Originally Posted by Storm Bride
But...lots of women have scheduled c/s and don't have this happen. So, if it's biological, why do so many women not experience it? If it's not biological, why did I?
I think you're asking, "why do some people have c/s [or really you could insert any birth in which there is some sort of bypassing of the usual hormonal process] and not seem to have trouble bonding?" Is that right?
Hearing that question even asked is a relief to me -- so often what I hear is, rather, "some people who should be affected do not have trouble bonding, therefore, this chemical bonding theory must be a sham." (And along with that, implied or stated right out that it's perpetuated by evil people who just want to pretend they're better than everyone else.)
First, it is possible that some people either aren't capable of perceiving or don't want to believe that there could be a higher, deeper level of bonding than what they've achieved. That is offensive to them. So they will say they are perfectly bonded regardless of what the actual situation is. I think there is a pretty huge lack of awareness and irrational denial, about many things, in many people, and this is one of those thing that can happen with.
Second, we all have different starting places. Mine was that I was not a particularly hormonal person to begin with, never had PMS, didn't even hardly menstruate, developed sexually much later than average, don't perceive myself as particularly sexual and need conditions to be just so in order to get there, very cerebral, not interested in the least in babies or children. I've talked to women who are my opposite in all those respects. Perhaps it's that they are so swimming in hormones from the git-go that they can afford to sacrifice a few, or maybe it's that they just produce them at a drop of a hat, so that hardly anything can interfere with it. Me, I need all the the help I can get. So -- for some people certain biological events are crucial for bonding to occur, for others, not so much.

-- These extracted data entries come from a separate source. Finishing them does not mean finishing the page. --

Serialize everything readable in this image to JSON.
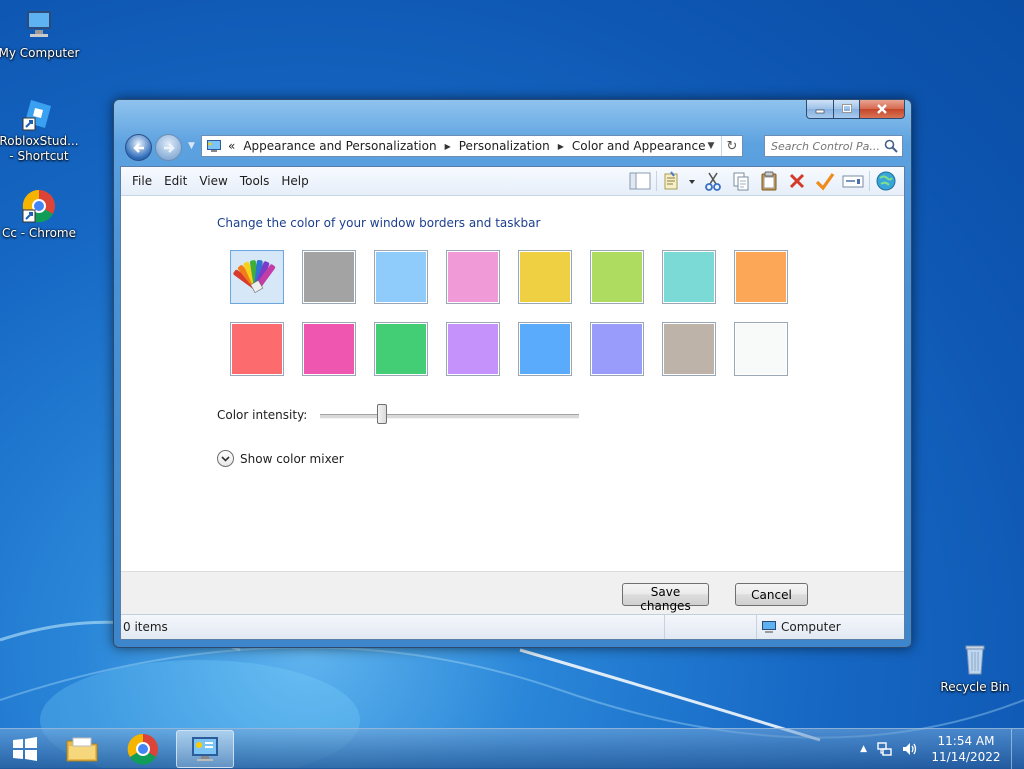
{
  "desktop": {
    "icons": [
      {
        "label": "My Computer"
      },
      {
        "label": "RobloxStud...\n- Shortcut"
      },
      {
        "label": "Cc - Chrome"
      },
      {
        "label": "Recycle Bin"
      }
    ]
  },
  "window": {
    "address": {
      "overflow": "«",
      "segments": [
        "Appearance and Personalization",
        "Personalization",
        "Color and Appearance"
      ]
    },
    "search": {
      "placeholder": "Search Control Pa..."
    },
    "menu": [
      "File",
      "Edit",
      "View",
      "Tools",
      "Help"
    ],
    "toolbar_icons": [
      "layout-icon",
      "properties-icon",
      "cut-icon",
      "copy-icon",
      "paste-icon",
      "delete-icon",
      "checkmark-icon",
      "rename-icon",
      "globe-icon"
    ],
    "heading": "Change the color of your window borders and taskbar",
    "swatches": [
      {
        "name": "custom",
        "color": "#d6e7f8",
        "selected": true
      },
      {
        "name": "slate",
        "color": "#a3a3a3"
      },
      {
        "name": "sky",
        "color": "#8fcbfb"
      },
      {
        "name": "twilight-pink",
        "color": "#f09ad7"
      },
      {
        "name": "pumpkin-yellow",
        "color": "#efd043"
      },
      {
        "name": "leaf",
        "color": "#addc61"
      },
      {
        "name": "sea-foam",
        "color": "#7cdad6"
      },
      {
        "name": "tangerine",
        "color": "#fba757"
      },
      {
        "name": "ruby",
        "color": "#fc6b6d"
      },
      {
        "name": "fuchsia",
        "color": "#ef56b0"
      },
      {
        "name": "emerald",
        "color": "#43cd74"
      },
      {
        "name": "lavender",
        "color": "#c592fb"
      },
      {
        "name": "ocean",
        "color": "#5aabfc"
      },
      {
        "name": "violet",
        "color": "#9a9cfc"
      },
      {
        "name": "taupe",
        "color": "#bdb3a8"
      },
      {
        "name": "frost",
        "color": "#f8fafa"
      }
    ],
    "intensity_label": "Color intensity:",
    "intensity_value": 0.24,
    "mixer_label": "Show color mixer",
    "save_label": "Save changes",
    "cancel_label": "Cancel",
    "status_items": "0 items",
    "status_location": "Computer"
  },
  "taskbar": {
    "time": "11:54 AM",
    "date": "11/14/2022"
  }
}
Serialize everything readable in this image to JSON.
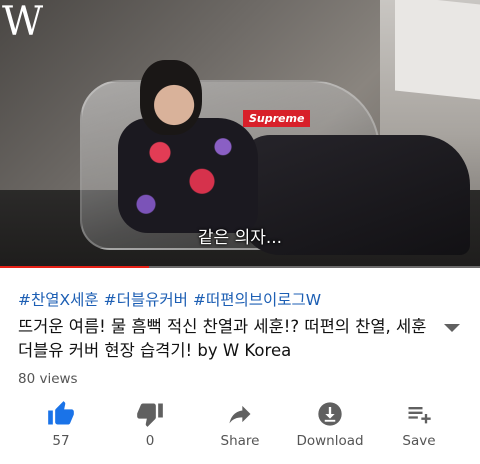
{
  "video": {
    "logo": "W",
    "brand_tag": "Supreme",
    "caption": "같은 의자...",
    "progress": 0.31,
    "progress_color": "#e62117"
  },
  "hashtags": [
    "#찬열X세훈",
    "#더블유커버",
    "#떠편의브이로그W"
  ],
  "hashtag_color": "#1d5fb4",
  "title": "뜨거운 여름! 물 흠뻑 적신 찬열과 세훈!? 떠편의 찬열, 세훈 더블유 커버 현장 습격기! by W Korea",
  "expand_icon": "chevron-down-icon",
  "views": "80 views",
  "actions": [
    {
      "name": "like",
      "label": "57",
      "icon": "thumbs-up-icon",
      "active": true
    },
    {
      "name": "dislike",
      "label": "0",
      "icon": "thumbs-down-icon",
      "active": false
    },
    {
      "name": "share",
      "label": "Share",
      "icon": "share-arrow-icon",
      "active": false
    },
    {
      "name": "download",
      "label": "Download",
      "icon": "download-icon",
      "active": false
    },
    {
      "name": "save",
      "label": "Save",
      "icon": "playlist-add-icon",
      "active": false
    }
  ],
  "accent_color": "#1a73e8",
  "icon_color": "#606060"
}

Third, there are a myriad of factors other than the presence or lack of bonding chemicals right at the time of labor and birth that affect the mother's feelings and behavior. The research that shows lack of bonding and mothering behavior in other mammals when the birth process is disturbed is often seen as suspect, simply because we all know that human mothers can love and care for their children even if they have zero biological connection to them. But that doesn't mean that we aren't still animals. It just means that we have excellent coping mechanisms, that the human race is resilient. But, again, we have a spectrum. Some people will find it easier to use work-arounds than others. For some people those work-arounds will not be available to them or will be ineffective.
I've had varying levels of hormonal and psychological disturbance in three of my births that led to difficulty bonding. That lost time and suffering mattered to me very much, but at least I can be thankful that I eventually managed to bond with my babies. What saved us was a very intentional effort to act as a mother even when I didn't feel like one, much like you described in your OP. Breastfeeding on cue, keeping the baby near me day and night, allowing myself time to focus on the baby, just be with the baby, and later, extended breastfeeding, and not sending my children away to be cared for by other people. You know what else helped -- having people around who did not feel the need to save me from the baby (i.e. "giving me a break") but were admiring of the baby. I will never forget this one time, the feeling of disconnection to my daughter, and a dear friend coming to meet her for the first time. She absolutely gushed
over her, how beautiful she was, how perfect. Something in me shifted, clicked on. It was really amazing. I still get teary thinking about it.
I'm close to all my kids, I adore them, I would give my life for them. But with the first three I didn't get to have that naturally and from the beginning as it should have been, I became a mother well after I was one (in the most superficial sense) -- the breastfeeding and AP etc. literally made me one.